I am a fan of the evolving TT Games’ Lego series, from the Star Wars titles to the Batman ones. I have gone through nearly all of them not only because they are fun, but also because they are very playable with my sons and that is rare in modern videogames. None of the franchise entries have grabbed me and kept me up late nights like Lego: The Lord of The Rings has. Perhaps it is my fascination with the movies as the source material (I own DVD and Blu-ray copies of all the iterations) or the refined gameplay present, but I can easily say this is my favorite Lego title from TT Games, unseating Lego Batman in my mind.
The gameplay premise of Lego: The Lord of The Rings is the same general model as the previous forays from TT games. You travel through various scenarios, battling enemies, solving puzzles, collecting studs, and finding secrets. The magic in this game version is the fact that a cohesive story is told mirroring the three movies in the trilogy and using actual dialogue from the films. This is only the second TT Games Lego title to use audio (Lego Batman 2 got voice actors for the story segments) but this one is made wondrous by hearing the actual actors from the films as the Lego action unfolds on screen to varied serious and comic results.
Many scenes are shown verbatim from the films, the sequence of Gandalf on the bridge screaming ‘You Shall not Pass’ to the Balrog gives me goosebumps. TT Games cleverly switched dialogue around so they could manipulate the imagery to push the 9+ hours of film moments into about an hour of cutscenes. They did this so expertly that for the first time in my long history of playing Lego games I was actually looking forward to the next story segment. The use of voice is the best addition to the series in a long time and I am hoping it is here to stay, I don’t think I can go back to the mumbles from previous games again.
Gameplay-wise there is an extremely satisfying series of missions throughout Middle Earth. Unlike the Star Wars or Indiana Jones games there is no main mission hub, instead there is an always accessible map of Middle Earth and you can go to each discovered location or mission anytime with quick travel or actually walk overland to your destination.

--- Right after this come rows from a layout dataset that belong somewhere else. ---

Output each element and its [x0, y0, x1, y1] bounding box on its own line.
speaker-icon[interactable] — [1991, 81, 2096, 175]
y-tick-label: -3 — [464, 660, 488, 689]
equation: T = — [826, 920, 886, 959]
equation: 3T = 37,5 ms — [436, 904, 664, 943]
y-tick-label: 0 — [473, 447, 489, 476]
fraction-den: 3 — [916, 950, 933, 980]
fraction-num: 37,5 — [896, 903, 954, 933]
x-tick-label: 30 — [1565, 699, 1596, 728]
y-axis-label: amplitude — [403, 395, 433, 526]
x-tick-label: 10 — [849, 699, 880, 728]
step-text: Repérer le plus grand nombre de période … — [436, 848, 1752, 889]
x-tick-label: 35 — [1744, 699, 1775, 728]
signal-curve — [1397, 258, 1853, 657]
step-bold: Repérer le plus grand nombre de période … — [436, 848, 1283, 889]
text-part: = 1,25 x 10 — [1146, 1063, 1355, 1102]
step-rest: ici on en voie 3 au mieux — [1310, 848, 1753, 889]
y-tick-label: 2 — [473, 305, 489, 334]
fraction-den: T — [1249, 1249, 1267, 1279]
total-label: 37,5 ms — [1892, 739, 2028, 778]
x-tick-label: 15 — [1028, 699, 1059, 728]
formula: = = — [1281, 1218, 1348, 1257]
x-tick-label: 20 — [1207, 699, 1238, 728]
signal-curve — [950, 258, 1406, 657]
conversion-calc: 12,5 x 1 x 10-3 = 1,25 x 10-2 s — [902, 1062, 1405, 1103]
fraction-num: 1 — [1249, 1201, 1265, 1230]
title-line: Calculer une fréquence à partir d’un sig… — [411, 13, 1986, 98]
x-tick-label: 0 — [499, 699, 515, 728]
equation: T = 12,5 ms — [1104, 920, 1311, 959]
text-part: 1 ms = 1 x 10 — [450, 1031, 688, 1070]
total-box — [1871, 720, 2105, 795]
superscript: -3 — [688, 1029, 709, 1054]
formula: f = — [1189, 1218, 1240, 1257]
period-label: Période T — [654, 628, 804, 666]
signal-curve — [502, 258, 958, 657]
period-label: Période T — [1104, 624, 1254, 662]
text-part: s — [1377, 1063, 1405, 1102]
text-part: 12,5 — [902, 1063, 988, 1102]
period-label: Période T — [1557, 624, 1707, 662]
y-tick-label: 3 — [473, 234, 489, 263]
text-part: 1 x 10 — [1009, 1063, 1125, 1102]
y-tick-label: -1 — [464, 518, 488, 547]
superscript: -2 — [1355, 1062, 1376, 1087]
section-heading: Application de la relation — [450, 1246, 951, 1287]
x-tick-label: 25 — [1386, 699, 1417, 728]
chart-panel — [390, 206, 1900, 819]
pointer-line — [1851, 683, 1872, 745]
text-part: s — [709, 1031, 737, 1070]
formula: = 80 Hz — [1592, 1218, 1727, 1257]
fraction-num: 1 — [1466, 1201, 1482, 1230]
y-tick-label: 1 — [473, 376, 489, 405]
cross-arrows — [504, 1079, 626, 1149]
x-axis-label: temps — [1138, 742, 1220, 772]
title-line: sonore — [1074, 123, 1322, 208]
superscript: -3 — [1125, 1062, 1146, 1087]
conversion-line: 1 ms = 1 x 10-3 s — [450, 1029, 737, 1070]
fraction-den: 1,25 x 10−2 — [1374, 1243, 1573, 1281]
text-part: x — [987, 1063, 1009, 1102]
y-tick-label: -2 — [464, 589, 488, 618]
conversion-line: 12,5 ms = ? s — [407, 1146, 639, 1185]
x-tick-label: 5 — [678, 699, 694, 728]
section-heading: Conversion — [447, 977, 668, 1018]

The key to this game, much like the others, is that initially you will only find a few of the hidden items as characters and blueprints. Items are only fully accessible once you re-play missions in freeplay mode with the right characters unlocked. In the past this has annoyed me, but because of the ease of moving to sites and generally fun missions, I quite enjoyed going back to try to find everything.
Another new twist In Lego: The Lord of The Rings is that there are quests you can get from random NPCs. These range from building an item at the Blacksmith or finding a lost item in a story mission. The quest givers get clearly identified once you find a statue in each area and this makes it easy to trigger all the quests, which are generally how you get red bricks for the extras in the game.
The gameplay is a little more flexible this time around as there are items you can make that substitute for the unique skills of the characters. Need to hit targets and Legolas isn’t in your party? Equip the bow in overland or freeplay mode and fire away. Need to climb walls without Gollum? Equip the climbing shoes and get up that wall. It is a great system and makes it easy to use one character to solve all the puzzles. The only issue I found is that certain blueprints are hard to come by and some items are not seen for some time which makes switching characters nearly a necessity.
There are other annoyances such as the somewhat flaky platforming, no ability to freeplay in Middle-Earth until you complete the game, and some really tough to find chests. Other than that I can easily say this is by far my favorite Lego title yet. It hits the right notes of gameplay, story (especially with the movie voices), and fun factor all of which make this a title fans of The Lord of The Rings and Lego games must own.
Lego: The Lord of The Rings is rated E (Everyone) by the ESRB for Cartoon Violence, Comic Mischief. This game can also be found on: Nintendo DS, Nintendo 3DS, PC, Vita, Wii, and Xbox 360.